For Diageo, the sale is unambiguous in its own logic. The company has said the divestiture sharpens United Spirits’ focus on its core alcoholic beverages business, and a cricket team was never going to be a core alcoholic beverages business no matter how well it performed. Diageo bought a liquor company and ended up running a sports franchise for a decade because a colorful, since-disgraced Indian tycoon happened to own both under one roof. Selling RCB now converts an accidental asset into a very large, very clean cash number at almost exactly the moment its market value peaked on a trophy the company had no direct hand in winning.
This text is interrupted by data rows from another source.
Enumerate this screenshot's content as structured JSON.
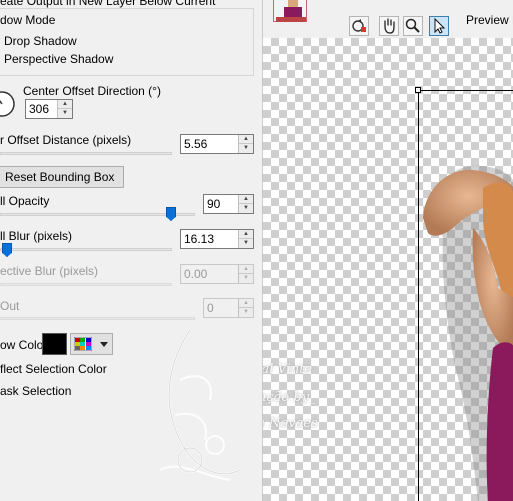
{
  "group": {
    "create_output": "eate Output in New Layer Below Current",
    "shadow_mode": "dow Mode",
    "drop_shadow": "Drop Shadow",
    "perspective_shadow": "Perspective Shadow"
  },
  "center_offset": {
    "label": "Center Offset Direction (°)",
    "value": "306"
  },
  "offset_distance": {
    "label": "r Offset Distance (pixels)",
    "value": "5.56"
  },
  "reset_button": "Reset Bounding Box",
  "opacity": {
    "label": "ll Opacity",
    "value": "90"
  },
  "blur": {
    "label": "ll Blur (pixels)",
    "value": "16.13"
  },
  "persp_blur": {
    "label": "ective Blur (pixels)",
    "value": "0.00"
  },
  "fade": {
    "label": "Out",
    "value": "0"
  },
  "shadow_color": {
    "label": "ow Color",
    "color": "#000000"
  },
  "reflect_selection": "flect Selection Color",
  "mask_selection": "ask Selection",
  "preview_label": "Preview B",
  "watermark": {
    "line1": "Tutorial Vinte",
    "line2": "Formatação by_",
    "line3": "Neusa Novaes"
  },
  "icons": [
    "reset-view-icon",
    "hand-icon",
    "zoom-icon",
    "arrow-pointer-icon",
    "color-grid-icon",
    "dropdown-arrow-icon"
  ]
}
What the CCI approval does not touch is the part of this story that actually matters to RCB’s supporters: what happens to the team, and to Kohli specifically, under four new owners with different institutional cultures and no shared history running a cricket franchise together. Aditya Birla brings industrial-conglomerate scale, Times Internet and Times Cricket bring media distribution, Blackstone brings the kind of financial engineering that private equity applies to any asset regardless of sport. None of that consortium composition answers whether a team built around one aging generational player, now finally a champion, gets managed for continuity or restructured for return on the new owners’ considerably larger investment.
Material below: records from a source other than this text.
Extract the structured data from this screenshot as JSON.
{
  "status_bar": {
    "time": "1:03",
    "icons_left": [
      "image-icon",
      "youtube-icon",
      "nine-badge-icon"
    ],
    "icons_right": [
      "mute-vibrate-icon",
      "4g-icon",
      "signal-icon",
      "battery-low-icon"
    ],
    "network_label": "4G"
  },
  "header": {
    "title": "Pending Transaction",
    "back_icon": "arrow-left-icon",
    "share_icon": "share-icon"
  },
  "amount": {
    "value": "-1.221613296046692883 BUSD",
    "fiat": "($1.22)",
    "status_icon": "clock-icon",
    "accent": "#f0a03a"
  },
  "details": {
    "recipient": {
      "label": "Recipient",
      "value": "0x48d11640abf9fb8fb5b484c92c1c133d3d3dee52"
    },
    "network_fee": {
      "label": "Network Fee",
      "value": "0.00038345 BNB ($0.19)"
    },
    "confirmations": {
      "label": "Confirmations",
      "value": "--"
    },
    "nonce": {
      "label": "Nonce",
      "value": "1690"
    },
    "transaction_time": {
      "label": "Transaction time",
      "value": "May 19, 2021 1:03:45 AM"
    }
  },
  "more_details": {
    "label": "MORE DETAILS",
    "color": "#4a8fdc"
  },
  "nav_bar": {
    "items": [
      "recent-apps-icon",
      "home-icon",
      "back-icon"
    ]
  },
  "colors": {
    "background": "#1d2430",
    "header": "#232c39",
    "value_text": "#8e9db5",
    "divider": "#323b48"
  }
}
Kohli, 37 by the time this ownership change closes, has given no public indication that the sale changes his own plans, and neither the outgoing nor incoming ownership has commented on his contract status beyond the transaction itself. He remains the only player to have represented a single IPL franchise for its entire existence, an eighteen-year run that outlasted both the team’s championship drought and, now, the ownership group that employed him through nearly all of it. Whether that continuity survives a fourth set of owners in less than two decades is the question this deal answers with a valuation, not an assurance.